Based on reviewing the literature and our common experience, the authors recommend that asymptomatic MiH per se should be abandoned as indication for cystoscopy and radiological investigation. The association between MiH and symptoms and the importance of symptoms in making the diagnosis of bladder cancer in patients with MiH is uncertain and data selection bias may be a problem. Therefore, at present symptomatic MiH can be investigated according to guidelines, for symptomatic and patients with higher risk factors for urothelial cancer, but not necessarily be included in the fast track pathway. It is a priority to establish these relationships so that only those patients who are likely to benefit from investigation are included in F.T.P.s. This is not only essential in ensuring that F.T.P.s are cost-effective, but also in ensuring that the psychological morbidity for the many patients with MiH and a very low chance of being diagnosed with malignancy is eliminated by not including them in the F.T.P.

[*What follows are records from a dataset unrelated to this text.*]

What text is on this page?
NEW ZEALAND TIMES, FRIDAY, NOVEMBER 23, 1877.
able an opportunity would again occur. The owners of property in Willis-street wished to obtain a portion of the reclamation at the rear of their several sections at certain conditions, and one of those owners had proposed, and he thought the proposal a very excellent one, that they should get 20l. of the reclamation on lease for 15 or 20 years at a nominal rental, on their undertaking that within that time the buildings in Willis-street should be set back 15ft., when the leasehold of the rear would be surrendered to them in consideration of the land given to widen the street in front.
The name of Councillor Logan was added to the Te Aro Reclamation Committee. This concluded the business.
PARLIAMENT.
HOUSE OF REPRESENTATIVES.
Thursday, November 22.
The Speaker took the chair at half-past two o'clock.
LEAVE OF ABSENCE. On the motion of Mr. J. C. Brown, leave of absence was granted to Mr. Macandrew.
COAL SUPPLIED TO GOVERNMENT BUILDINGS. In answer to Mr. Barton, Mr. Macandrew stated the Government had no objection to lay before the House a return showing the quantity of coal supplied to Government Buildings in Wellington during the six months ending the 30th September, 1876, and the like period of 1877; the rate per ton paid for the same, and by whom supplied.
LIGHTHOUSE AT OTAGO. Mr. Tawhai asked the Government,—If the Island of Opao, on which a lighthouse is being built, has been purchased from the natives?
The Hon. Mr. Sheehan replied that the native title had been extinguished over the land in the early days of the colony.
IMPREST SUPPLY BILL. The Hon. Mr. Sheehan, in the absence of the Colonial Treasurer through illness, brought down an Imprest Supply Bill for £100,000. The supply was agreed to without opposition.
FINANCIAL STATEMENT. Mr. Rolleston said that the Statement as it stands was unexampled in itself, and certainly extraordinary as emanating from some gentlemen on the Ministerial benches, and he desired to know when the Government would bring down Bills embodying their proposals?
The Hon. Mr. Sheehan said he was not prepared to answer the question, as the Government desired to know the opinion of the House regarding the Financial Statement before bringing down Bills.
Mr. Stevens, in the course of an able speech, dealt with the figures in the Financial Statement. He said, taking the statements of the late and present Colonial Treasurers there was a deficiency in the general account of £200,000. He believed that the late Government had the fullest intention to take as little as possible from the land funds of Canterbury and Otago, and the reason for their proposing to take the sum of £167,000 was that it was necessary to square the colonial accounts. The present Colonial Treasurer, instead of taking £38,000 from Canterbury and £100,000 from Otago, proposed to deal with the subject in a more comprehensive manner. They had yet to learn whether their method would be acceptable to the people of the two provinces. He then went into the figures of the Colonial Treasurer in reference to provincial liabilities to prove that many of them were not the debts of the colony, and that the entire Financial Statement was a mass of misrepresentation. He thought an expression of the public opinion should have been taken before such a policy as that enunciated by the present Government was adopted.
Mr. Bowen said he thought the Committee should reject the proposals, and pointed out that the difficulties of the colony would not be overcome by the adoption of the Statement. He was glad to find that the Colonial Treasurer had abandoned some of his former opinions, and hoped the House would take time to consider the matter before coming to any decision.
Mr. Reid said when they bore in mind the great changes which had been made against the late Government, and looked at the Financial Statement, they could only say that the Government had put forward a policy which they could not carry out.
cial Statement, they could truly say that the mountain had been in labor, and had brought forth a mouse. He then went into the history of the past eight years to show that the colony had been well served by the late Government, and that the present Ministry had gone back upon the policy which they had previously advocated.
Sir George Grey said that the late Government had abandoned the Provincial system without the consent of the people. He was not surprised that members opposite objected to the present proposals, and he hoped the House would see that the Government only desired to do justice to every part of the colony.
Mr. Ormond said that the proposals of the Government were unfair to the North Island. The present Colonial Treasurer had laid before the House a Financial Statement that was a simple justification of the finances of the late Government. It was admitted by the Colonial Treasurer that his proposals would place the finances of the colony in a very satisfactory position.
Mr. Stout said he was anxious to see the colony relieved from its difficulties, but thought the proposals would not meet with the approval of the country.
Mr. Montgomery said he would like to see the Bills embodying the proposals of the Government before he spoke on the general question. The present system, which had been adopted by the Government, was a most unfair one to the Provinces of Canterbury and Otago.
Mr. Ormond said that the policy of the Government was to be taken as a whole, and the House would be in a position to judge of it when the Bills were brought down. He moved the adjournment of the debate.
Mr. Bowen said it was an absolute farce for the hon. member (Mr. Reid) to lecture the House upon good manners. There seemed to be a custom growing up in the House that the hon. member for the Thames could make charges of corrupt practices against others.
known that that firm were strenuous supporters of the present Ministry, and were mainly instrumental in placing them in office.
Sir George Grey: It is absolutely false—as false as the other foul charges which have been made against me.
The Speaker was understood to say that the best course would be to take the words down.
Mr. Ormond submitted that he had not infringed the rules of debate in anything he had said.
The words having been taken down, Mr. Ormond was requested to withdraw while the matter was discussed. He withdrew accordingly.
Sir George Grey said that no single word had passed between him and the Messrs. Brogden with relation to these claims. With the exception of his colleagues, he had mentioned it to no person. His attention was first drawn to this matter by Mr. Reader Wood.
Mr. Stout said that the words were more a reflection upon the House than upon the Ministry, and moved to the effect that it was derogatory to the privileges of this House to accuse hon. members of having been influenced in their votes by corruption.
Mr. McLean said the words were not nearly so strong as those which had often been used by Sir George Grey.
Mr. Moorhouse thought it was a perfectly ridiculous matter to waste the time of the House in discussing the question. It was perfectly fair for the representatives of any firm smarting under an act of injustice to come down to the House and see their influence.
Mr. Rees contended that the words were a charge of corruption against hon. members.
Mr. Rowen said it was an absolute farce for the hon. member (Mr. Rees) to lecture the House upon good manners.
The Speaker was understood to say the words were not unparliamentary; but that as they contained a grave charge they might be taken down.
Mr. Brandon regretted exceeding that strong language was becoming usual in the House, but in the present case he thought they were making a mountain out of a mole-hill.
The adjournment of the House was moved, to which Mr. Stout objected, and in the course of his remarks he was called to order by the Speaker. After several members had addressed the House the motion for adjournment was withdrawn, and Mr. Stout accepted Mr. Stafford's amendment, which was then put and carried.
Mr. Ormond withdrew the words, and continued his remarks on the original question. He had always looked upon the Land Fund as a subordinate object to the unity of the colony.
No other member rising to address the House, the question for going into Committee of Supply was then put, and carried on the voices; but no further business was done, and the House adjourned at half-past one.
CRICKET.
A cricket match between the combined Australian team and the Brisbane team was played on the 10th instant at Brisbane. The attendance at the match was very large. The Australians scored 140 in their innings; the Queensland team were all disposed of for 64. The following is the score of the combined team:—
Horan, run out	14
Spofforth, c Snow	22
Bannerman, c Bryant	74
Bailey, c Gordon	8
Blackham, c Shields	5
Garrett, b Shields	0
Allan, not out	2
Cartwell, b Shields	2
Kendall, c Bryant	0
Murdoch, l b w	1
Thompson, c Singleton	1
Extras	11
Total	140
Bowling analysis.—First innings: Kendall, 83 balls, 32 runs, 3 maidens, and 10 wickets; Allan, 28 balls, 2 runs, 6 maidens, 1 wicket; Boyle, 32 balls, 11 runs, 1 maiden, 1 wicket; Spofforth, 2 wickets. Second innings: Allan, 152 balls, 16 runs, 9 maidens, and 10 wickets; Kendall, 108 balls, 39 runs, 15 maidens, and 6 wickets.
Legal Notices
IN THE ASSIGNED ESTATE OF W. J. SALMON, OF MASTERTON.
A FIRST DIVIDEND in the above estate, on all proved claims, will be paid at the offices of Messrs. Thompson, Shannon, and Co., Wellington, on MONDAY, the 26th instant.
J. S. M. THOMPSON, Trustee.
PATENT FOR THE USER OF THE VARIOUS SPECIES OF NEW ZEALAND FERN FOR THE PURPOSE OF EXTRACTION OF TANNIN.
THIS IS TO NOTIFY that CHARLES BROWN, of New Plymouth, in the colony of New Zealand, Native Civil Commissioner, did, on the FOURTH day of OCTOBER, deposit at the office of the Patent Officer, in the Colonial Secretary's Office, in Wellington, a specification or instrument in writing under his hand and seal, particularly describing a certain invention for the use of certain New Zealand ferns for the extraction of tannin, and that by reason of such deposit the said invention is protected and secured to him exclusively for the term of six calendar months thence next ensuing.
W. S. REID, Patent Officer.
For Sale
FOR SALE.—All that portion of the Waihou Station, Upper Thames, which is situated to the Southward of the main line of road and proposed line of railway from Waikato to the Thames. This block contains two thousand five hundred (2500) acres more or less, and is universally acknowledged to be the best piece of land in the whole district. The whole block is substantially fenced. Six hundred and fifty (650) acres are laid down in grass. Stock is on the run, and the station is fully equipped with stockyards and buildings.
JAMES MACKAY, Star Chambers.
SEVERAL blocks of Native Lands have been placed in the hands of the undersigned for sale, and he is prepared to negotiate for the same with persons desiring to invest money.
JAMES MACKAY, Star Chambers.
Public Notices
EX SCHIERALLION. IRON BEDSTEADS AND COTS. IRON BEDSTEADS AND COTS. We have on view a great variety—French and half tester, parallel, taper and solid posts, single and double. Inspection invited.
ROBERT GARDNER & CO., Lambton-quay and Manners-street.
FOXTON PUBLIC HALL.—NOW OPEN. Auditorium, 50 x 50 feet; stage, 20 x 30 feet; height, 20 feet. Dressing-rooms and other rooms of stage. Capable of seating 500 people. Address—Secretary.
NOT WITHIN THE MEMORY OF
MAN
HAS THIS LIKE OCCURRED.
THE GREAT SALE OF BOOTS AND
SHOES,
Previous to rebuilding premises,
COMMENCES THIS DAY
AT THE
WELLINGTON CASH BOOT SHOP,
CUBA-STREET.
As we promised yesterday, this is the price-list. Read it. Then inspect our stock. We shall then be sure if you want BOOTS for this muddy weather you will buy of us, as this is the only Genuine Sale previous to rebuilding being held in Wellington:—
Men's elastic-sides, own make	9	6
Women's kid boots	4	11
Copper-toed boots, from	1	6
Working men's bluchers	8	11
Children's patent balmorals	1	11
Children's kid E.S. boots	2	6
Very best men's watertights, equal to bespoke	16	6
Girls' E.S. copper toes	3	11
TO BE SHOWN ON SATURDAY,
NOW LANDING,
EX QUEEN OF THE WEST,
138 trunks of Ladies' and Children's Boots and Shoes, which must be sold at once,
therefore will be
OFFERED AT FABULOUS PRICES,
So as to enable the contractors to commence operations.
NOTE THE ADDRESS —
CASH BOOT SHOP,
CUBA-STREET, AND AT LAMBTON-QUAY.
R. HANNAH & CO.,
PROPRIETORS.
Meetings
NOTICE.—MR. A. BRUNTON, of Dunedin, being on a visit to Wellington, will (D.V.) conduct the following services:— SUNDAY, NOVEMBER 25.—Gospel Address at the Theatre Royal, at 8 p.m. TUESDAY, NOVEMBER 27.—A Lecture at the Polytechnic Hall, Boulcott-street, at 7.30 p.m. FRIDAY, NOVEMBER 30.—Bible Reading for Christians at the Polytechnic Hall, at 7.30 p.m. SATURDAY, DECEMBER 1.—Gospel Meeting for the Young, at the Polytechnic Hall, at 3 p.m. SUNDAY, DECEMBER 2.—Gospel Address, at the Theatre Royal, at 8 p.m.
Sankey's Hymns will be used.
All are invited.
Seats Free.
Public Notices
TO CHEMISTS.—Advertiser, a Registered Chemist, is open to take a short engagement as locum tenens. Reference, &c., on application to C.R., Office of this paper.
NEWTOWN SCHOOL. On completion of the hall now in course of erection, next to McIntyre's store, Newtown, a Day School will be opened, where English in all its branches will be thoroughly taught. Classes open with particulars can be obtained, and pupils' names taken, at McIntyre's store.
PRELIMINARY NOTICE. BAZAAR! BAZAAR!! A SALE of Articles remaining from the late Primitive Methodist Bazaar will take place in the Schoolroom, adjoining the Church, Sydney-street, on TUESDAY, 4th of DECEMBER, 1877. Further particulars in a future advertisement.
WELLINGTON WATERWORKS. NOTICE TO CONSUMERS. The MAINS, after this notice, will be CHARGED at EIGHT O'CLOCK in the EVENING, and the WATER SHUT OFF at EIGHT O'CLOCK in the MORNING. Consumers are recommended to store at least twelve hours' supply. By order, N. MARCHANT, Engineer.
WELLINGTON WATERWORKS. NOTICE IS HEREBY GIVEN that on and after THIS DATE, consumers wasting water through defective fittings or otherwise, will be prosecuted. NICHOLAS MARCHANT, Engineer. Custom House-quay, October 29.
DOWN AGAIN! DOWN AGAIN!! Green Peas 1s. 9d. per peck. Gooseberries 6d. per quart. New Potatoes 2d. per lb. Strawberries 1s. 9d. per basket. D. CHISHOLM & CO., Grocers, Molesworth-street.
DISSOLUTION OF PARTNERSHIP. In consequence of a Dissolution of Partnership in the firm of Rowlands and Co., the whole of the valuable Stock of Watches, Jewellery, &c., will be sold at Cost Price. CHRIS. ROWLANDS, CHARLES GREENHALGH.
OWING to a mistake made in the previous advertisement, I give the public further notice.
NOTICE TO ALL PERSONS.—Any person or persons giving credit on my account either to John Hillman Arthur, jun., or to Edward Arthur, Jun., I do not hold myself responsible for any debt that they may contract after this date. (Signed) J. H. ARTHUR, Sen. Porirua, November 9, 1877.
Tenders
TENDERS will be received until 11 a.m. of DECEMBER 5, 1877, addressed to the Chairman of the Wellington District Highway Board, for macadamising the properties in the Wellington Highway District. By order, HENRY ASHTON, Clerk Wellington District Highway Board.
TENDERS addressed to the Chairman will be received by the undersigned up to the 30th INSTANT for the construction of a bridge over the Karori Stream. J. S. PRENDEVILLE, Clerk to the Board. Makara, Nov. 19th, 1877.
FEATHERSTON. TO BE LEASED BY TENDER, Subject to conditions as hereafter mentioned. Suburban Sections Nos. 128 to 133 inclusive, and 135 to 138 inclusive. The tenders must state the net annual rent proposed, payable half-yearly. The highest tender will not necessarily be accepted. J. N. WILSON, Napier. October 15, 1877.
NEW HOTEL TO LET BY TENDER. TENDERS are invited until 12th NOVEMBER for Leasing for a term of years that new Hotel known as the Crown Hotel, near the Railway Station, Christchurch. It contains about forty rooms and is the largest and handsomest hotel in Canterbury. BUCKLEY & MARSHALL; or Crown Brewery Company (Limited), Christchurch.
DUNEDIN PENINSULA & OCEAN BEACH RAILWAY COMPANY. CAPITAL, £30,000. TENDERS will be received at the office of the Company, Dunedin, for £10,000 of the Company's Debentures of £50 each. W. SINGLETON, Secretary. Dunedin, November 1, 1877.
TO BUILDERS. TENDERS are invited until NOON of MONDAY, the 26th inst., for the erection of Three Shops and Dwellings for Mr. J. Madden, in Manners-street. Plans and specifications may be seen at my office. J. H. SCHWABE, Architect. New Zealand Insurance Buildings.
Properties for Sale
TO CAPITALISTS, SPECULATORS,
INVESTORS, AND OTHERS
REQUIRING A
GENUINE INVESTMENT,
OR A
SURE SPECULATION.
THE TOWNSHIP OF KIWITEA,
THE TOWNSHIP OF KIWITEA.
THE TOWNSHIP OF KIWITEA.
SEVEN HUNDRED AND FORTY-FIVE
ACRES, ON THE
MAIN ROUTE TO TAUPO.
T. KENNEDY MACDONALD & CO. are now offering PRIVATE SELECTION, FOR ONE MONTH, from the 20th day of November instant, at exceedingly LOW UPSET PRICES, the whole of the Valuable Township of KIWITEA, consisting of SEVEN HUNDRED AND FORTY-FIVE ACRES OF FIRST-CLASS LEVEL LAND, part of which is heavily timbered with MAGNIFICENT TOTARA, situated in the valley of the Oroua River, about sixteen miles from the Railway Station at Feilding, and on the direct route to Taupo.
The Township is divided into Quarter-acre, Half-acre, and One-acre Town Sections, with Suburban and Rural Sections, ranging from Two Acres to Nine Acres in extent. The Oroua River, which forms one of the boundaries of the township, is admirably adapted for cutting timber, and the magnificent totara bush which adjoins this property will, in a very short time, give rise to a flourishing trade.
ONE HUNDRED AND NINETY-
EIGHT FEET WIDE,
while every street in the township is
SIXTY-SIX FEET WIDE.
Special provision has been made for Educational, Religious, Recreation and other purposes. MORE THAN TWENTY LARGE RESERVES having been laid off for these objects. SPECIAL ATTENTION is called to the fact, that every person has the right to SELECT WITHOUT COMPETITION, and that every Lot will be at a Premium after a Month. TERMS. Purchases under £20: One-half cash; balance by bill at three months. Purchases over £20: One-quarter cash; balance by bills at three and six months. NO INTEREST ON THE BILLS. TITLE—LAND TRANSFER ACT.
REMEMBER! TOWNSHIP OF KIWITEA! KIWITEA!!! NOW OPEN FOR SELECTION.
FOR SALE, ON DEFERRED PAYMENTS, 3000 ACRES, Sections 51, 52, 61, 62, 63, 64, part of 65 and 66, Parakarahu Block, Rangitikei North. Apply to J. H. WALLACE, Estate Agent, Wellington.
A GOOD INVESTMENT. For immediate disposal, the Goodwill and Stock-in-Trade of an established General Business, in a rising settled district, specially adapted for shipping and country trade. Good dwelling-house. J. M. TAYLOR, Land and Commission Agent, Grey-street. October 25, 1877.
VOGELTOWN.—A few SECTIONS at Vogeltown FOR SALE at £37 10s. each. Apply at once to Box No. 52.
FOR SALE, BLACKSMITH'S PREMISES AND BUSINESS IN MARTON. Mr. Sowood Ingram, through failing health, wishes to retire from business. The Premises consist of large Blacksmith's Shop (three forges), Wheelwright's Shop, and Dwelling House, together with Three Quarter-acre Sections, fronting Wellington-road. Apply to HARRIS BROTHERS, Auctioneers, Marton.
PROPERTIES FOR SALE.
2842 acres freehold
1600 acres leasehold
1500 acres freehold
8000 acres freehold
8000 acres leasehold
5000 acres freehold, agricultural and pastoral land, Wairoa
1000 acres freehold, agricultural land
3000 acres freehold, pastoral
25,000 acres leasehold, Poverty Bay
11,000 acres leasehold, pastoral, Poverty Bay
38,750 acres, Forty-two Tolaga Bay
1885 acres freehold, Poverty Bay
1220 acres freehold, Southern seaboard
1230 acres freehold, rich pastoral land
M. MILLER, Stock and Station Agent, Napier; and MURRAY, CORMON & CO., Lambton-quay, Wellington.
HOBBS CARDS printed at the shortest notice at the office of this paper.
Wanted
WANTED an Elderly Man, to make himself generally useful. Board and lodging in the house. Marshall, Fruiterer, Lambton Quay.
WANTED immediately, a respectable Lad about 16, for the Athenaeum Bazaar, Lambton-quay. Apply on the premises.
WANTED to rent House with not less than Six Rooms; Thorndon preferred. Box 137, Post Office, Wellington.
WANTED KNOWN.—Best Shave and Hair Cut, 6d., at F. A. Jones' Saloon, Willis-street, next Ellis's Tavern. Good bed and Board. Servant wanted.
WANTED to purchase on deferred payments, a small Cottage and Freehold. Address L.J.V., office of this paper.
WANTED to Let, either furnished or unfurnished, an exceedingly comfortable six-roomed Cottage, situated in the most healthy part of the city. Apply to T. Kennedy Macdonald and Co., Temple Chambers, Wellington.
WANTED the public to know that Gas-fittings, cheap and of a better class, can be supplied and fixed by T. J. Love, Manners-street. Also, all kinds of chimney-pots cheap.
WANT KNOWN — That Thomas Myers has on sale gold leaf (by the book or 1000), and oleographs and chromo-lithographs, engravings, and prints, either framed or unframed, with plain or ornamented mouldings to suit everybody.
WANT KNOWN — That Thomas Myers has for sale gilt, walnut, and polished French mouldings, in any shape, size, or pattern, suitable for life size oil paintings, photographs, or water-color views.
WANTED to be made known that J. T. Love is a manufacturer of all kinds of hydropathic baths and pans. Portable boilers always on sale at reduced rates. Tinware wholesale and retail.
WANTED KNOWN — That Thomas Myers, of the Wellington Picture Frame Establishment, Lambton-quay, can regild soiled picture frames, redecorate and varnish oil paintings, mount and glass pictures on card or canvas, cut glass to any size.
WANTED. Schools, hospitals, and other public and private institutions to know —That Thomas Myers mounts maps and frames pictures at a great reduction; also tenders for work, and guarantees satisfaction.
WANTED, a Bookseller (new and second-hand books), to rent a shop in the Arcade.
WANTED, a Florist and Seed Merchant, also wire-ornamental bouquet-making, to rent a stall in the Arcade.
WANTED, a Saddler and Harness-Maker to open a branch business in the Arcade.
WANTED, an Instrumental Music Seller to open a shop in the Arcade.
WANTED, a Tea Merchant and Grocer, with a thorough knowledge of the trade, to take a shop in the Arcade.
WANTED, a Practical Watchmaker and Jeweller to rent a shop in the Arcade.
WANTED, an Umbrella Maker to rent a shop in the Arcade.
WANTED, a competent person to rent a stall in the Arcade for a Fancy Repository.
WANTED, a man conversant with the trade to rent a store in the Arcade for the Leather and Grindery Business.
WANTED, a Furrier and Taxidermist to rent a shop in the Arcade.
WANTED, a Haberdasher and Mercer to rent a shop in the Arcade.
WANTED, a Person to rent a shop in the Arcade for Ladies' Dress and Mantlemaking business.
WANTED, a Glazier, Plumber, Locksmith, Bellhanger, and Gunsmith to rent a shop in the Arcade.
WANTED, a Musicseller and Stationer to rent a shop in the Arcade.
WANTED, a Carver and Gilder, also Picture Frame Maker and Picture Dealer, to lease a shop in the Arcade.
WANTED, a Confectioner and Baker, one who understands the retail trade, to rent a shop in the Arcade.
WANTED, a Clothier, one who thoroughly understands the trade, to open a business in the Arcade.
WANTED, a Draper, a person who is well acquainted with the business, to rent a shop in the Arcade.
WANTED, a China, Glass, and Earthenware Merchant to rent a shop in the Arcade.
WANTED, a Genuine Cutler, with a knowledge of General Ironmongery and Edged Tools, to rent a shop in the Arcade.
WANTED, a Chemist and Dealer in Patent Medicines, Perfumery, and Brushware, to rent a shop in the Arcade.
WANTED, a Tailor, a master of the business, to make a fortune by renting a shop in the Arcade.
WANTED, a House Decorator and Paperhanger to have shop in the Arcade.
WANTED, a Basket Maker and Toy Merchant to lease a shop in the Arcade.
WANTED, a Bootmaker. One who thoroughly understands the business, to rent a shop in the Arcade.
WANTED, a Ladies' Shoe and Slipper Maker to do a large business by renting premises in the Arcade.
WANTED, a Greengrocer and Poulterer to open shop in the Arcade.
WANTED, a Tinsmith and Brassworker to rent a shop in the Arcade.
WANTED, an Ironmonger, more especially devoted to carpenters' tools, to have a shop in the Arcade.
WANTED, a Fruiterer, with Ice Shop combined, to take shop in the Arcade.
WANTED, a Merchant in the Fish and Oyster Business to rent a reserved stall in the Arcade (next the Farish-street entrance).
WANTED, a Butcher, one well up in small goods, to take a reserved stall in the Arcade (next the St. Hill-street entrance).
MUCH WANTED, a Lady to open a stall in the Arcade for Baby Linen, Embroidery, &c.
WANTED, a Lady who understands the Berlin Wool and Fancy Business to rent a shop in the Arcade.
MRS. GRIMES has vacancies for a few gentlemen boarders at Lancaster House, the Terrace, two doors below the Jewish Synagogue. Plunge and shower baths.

A limitation of our analysis is the lack of knowledge of the cost-effectiveness associated with introduction of F.T.P.s. The impact on reduction in investigation time has been considerable but whether this translates into a reduced mortality must be established. As shown above almost half of the newly-diagnosed cancers are not in the F.T.P. pathways. Probably this proportion will decrease with time and then a more comprehensive analysis can be performed on the impact on healthcare. We have no complete quality-of-life data for the Nordic region but, in the Patient Reported Experience Measures in Sweden, 86% answered that they were satisfied having been included in a F.T.P. on suspicion of bladder cancer. Interestingly, a few commented that the rapid investigation increased their anxiety.

Conclusion

Based on literature and data from the Nordic region we recommend abandoning asymptomatic MiH as an indication for investigation. The value of MiH as part of the investigation of patients with urological symptoms or certain risk factors is unclear, but continued analysis of our registries hopefully should give us more information in the near future.

On the other hand, MaH is a serious symptom which necessitates urgent and complete investigations. The introduction of F.T.P.s has increased knowledge on the epidemiology of this patient category and seems to fulfil the intended strategy to make the investigation more rapid. It remains to be seen whether the same applies to sub-groups of MiH patients.

Supplementary figure. Incidence trends per 100,000 inhabitants in different age groups for males and females in the Nordic countries

Supplemental material

Disclosure statement

The authors report no conflicts of interest.